For the Collaborative action part of the fund, a consortium led by the Association of British Orchestras has been offered £1.1 million over three years to develop Family Friendly Arts a large scale national programme to increase levels of engagement by families and young people through. It will be run by a consortium of arts membership organisations from across the visual and performing arts sectors, including the Theatrical Management Association (TMA), Society of London Theatre (SOLT), Independent Theatre Council (ITC), Visual Arts and Galleries Association (VAGA) and Dance UK.
As part of the campaign, the consortium has commissioned new research into the key drivers for families' involvement in the arts and what the barriers are to engagement. This research will be delivered at the Family Friendly Arts conference taking place on 15 April 2013.

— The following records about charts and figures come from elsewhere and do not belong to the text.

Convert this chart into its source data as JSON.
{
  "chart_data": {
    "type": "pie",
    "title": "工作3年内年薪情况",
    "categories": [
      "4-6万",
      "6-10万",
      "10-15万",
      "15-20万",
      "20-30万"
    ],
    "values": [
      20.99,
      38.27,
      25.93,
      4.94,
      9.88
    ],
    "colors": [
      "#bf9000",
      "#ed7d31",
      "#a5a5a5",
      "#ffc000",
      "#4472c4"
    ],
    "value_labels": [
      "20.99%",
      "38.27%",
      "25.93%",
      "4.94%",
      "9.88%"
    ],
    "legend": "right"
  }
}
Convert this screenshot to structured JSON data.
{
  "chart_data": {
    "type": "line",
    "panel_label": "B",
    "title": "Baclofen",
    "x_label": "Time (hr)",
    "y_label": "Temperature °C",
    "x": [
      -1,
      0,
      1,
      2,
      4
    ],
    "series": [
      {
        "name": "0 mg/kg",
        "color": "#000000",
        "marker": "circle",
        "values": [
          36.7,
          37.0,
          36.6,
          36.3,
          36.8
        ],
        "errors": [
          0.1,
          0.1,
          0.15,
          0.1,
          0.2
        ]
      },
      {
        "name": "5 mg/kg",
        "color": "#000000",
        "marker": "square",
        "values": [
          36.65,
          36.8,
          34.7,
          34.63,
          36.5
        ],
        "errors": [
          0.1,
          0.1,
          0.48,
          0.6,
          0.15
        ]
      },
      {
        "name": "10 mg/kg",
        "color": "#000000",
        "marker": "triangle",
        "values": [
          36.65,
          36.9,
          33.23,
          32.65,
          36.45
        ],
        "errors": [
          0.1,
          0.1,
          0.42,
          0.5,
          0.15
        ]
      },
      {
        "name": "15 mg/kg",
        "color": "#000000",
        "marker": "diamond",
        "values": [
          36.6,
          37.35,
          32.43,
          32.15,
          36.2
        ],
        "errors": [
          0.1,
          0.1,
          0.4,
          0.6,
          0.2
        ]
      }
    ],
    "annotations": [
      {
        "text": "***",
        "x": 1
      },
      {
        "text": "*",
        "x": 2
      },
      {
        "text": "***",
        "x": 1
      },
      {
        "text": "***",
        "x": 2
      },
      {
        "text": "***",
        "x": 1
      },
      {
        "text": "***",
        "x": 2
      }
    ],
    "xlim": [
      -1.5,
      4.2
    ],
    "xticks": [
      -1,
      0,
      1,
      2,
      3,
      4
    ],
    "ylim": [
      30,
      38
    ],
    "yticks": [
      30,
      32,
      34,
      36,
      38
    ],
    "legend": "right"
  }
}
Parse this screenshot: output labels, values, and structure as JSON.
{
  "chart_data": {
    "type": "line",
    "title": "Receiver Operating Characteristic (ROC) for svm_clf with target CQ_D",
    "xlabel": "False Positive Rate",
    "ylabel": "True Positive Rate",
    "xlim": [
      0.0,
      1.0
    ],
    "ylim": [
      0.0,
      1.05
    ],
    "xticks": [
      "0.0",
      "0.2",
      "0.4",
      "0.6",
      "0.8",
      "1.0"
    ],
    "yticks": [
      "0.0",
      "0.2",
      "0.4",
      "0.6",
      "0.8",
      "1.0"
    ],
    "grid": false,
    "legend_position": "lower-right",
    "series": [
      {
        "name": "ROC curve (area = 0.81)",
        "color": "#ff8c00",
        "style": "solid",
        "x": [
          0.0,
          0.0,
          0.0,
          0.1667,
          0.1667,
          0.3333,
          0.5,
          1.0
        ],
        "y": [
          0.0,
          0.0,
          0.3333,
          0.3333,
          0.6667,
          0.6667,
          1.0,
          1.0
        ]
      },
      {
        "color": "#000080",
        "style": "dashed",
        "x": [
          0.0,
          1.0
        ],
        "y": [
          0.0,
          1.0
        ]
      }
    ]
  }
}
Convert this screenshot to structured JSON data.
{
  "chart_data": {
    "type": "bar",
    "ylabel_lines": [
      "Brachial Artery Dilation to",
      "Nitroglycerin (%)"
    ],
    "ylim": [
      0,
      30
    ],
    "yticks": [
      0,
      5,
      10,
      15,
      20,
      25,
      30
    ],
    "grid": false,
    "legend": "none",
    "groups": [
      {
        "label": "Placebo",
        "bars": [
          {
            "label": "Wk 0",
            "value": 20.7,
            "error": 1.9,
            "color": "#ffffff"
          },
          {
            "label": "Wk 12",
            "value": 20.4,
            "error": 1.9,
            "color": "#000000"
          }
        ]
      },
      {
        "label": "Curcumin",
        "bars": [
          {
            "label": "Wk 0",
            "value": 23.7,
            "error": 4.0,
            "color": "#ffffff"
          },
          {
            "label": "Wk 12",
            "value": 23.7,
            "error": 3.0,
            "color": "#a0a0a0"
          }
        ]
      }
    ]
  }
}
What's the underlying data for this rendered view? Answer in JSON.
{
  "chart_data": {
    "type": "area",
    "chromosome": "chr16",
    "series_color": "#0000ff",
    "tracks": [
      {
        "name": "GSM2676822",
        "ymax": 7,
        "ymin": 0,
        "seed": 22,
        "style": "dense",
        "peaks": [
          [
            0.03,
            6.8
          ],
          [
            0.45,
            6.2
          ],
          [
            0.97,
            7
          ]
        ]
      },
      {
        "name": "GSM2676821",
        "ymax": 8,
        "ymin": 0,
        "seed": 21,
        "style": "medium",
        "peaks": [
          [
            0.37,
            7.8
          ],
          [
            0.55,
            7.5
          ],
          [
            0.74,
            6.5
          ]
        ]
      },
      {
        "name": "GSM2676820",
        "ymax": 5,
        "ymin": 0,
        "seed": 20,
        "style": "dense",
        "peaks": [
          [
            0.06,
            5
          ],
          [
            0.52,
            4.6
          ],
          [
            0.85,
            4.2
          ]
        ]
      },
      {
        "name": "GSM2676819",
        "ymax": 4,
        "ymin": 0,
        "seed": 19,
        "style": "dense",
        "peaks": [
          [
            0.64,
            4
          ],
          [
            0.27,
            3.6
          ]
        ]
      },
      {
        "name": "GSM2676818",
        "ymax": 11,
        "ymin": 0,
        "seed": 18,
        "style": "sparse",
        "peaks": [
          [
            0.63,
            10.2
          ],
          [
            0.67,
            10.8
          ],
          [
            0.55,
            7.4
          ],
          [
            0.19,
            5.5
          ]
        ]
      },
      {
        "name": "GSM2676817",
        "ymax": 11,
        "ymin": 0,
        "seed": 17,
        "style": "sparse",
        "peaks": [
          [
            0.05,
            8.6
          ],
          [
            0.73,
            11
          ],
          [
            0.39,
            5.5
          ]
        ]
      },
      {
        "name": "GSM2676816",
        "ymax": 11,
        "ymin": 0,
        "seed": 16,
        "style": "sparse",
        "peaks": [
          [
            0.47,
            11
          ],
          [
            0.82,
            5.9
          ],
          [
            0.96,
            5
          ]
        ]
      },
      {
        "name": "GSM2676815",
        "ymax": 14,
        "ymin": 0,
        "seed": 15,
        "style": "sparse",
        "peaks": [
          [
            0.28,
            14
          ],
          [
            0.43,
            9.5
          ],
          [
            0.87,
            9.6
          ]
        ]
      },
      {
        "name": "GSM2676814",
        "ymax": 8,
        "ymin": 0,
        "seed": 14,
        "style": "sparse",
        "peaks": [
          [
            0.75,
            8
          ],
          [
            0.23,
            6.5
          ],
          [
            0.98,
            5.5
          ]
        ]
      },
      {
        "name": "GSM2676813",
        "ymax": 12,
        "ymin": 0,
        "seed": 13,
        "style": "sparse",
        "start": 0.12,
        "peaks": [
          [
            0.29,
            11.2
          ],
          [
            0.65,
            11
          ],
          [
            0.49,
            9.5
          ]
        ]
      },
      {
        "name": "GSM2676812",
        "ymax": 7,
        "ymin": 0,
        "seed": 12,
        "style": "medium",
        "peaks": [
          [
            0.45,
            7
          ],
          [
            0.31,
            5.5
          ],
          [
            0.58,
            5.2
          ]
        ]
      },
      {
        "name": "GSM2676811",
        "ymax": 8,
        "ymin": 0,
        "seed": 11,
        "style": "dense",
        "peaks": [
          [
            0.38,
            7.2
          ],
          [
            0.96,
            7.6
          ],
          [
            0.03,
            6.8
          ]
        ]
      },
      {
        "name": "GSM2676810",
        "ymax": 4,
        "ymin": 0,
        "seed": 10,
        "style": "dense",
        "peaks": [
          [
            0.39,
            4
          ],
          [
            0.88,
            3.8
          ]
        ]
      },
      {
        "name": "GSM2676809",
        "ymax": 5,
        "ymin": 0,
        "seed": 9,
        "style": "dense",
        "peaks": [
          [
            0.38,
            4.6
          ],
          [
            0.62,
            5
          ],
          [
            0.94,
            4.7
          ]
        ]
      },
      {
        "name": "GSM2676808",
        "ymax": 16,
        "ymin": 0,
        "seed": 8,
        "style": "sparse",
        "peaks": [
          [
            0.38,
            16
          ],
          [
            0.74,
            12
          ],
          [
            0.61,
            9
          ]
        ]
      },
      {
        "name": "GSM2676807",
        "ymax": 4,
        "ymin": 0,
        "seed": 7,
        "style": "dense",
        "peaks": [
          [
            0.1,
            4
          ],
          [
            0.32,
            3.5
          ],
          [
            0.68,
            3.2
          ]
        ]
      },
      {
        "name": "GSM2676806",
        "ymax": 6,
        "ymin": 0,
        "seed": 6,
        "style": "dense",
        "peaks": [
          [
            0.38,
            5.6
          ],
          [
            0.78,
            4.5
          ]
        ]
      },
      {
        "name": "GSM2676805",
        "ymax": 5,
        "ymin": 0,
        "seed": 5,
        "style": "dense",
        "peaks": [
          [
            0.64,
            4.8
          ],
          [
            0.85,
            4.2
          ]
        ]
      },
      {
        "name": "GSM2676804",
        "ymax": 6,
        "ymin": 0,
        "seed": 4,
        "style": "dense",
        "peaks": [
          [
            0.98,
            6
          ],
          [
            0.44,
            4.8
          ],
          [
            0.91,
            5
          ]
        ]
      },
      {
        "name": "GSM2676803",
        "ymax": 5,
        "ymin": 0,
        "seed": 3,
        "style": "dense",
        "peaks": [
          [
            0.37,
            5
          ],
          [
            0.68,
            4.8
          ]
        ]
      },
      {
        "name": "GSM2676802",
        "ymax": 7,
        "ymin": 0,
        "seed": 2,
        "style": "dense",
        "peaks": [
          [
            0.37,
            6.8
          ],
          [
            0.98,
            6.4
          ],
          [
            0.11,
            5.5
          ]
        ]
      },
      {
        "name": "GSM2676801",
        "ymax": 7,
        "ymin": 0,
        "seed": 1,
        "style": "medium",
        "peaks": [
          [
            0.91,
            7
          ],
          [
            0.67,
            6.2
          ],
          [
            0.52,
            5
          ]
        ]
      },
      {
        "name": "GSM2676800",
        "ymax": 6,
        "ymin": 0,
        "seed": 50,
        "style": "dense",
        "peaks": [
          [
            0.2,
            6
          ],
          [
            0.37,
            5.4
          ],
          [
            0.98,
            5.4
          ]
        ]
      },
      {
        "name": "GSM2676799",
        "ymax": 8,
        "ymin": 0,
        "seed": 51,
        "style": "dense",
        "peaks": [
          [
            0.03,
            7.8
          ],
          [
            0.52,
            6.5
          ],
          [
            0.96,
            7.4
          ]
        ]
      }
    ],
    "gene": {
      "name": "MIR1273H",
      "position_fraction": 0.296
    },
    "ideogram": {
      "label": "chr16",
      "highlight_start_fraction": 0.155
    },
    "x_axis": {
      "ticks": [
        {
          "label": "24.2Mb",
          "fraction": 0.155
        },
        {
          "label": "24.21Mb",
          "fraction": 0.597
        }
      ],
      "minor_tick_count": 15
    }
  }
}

For the Best practice part of the fund, the Arts Council has awarded the Arts Marketing Association (AMA) almost £900,000 over three years to develop a new national service to collate, share and implement efficient and effective arts marketing and audience development techniques.
The AMA is the professional development body for those working in arts marketing and audience development. It will work alongside a range of specialist agencies and consultants to help organisations find the best ways to attract both digital and live audiences.
Knowledge gained from all the programmes will be available to arts organisations, museums and libraries, local authorities and the wider cultural sector.
Around £2 million of funding remains for a second round of applications to the Audience focus fund. This will be used to address any needs the Arts Council identifies as not being fully addressed by the first round of commissions. Details of how to apply for the second round will be announced later in the year.